Szymon Hołownia, marszałek Sejmu RP, wziął udział w III Szczycie Parlamentarnym Międzynarodowej Platformy Krymskiej, zorganizowanym przez Sejm Łotwy we współpracy z Radą Najwyższą Ukrainy. W Rydze gościły delegacje z blisko 50 krajów.
Celem szczytu było podkreślenie globalnego wpływu rosyjskiej inwazji na Ukrainę, a także nagłośnienie na szczeblu międzynarodowym zbrodni popełnionych przez rosyjskiego agresora. Po zakończeniu spotkania marszałek Hołownia mówił, że uczestnicy spotkania wysłali do świata bardzo jasny przekaz: „Krym jest ukraiński i ukraiński zawsze będzie”.
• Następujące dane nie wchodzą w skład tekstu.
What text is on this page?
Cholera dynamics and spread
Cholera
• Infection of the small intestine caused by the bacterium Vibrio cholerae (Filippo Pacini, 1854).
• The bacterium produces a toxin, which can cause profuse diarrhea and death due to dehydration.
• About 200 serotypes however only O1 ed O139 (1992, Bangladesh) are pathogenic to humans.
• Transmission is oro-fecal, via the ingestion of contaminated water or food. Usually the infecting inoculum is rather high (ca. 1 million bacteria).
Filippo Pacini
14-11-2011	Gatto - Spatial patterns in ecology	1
Hołownia przypominał, że wojna Rosji przeciwko Ukrainie nie rozpoczęła się w 2022 roku, tylko w 2014. – I musimy o tym pamiętać, żeby nigdy więcej nie popełnić błędu, jaki popełniliśmy, nie doceniając znaczenia tej inwazji, której Rosja wtedy dokonała na Krym – dodał.
Akcentował, że na Krymie wciąż dzieją się rzeczy straszne. – Ponad 40 tysięcy obywateli, mieszkańców Krymu, przymusowo wcielonych do wojska. Ponad 200 więźniów politycznych. Setki porwanych i deportowanych de facto do Rosji dzieci – wyliczał marszałek.
Platforma Krymska została utworzona latem 2021 roku z inicjatywy prezydenta Ukrainy Wołodymyra Zełenskiego jako forum koordynacyjne i konsultacyjne dla przedstawicieli rządów, parlamentów i ekspertów.